В целом причины отрицательной динамики ясны. Прежде всего, это высокая степень изношенности основных производственных фондов нефтепереработки, доставшихся в наследство ВИНК от советской экономики.

В 1995 году уровень износа ОПФ в нефтепереработке составлял 63,3% против 47,5% в целом по промышленности и был самым высоким среди основных отраслей промышленности. В 2002 году уровень износа основных производственных фондов в нефтеперерабатывающем сегменте составил уже 47%, что является вполне приемлемым показателем. По сути, в 1995—2002 годах суммарная мощность НПЗ России уменьшилась в первую очередь за счет выбытия предельно изношенных мощностей. С одной стороны, это позитивный процесс, некая «очистка» сектора от избыточных физически и морально устаревших мощностей. Тем не менее, замещения выбывающих мощностей новыми не происходит, т. е. выбытие активов (масштабное сворачивание сектора) в нефтеперерабатывающем сегменте налицо. И это закономерно: инвестиции в нефтепереработку существенно отставали от инвестиций в добычу нефти.
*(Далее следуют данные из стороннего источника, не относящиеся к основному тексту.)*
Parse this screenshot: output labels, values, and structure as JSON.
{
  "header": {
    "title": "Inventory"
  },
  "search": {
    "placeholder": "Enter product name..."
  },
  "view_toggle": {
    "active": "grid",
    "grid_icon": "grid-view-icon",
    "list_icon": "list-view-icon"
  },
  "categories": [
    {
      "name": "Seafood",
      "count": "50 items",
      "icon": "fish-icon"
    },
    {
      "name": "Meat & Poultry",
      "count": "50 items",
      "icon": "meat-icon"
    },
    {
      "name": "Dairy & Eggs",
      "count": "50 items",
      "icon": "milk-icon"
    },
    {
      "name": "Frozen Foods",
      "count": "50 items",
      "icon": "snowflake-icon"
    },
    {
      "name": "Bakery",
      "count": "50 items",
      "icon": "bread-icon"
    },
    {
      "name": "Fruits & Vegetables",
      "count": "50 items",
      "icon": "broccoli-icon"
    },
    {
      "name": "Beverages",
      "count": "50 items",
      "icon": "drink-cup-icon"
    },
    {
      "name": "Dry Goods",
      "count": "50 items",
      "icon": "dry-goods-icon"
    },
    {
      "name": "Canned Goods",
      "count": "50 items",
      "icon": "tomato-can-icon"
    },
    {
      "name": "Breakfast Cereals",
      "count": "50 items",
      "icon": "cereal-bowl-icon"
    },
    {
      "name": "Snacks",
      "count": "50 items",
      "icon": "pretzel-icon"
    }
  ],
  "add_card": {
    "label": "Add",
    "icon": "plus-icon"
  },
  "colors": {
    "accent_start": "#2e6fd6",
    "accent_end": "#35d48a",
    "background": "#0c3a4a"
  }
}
Из-за промышленного спада внутренний спрос на нефть в России снизился к 2002 году на 39 млн. тонн, или на 24% по сравнению с 1994 годом. Исходя из этого, можно сделать вывод, что поведение ВИНК, избавляющихся от избыточных и к тому же высоко изношенных мощностей, было рациональным. Однако, с другой сто
роны, мировой спрос на нефтепродукты (без учета стран бывшего СССР) за этот же период увеличился почти на 490 млн. тонн в год, или на 15,5%, в т. ч. на автобензины — на 185 млн. тонн (19%). И если бы стратегия развития бизнеса российских ВИНК строилась на наращивании не только экспорта сырой нефти, но и экспорта нефтепродуктов, то мировой рынок вполне предоставлял бы возможности для обеспечения сбыта производимой продукции. Поэтому говорить о том, что развитие нефтепереработки сдерживалось отсутствием дополнительных рынков сбыта, некорректно.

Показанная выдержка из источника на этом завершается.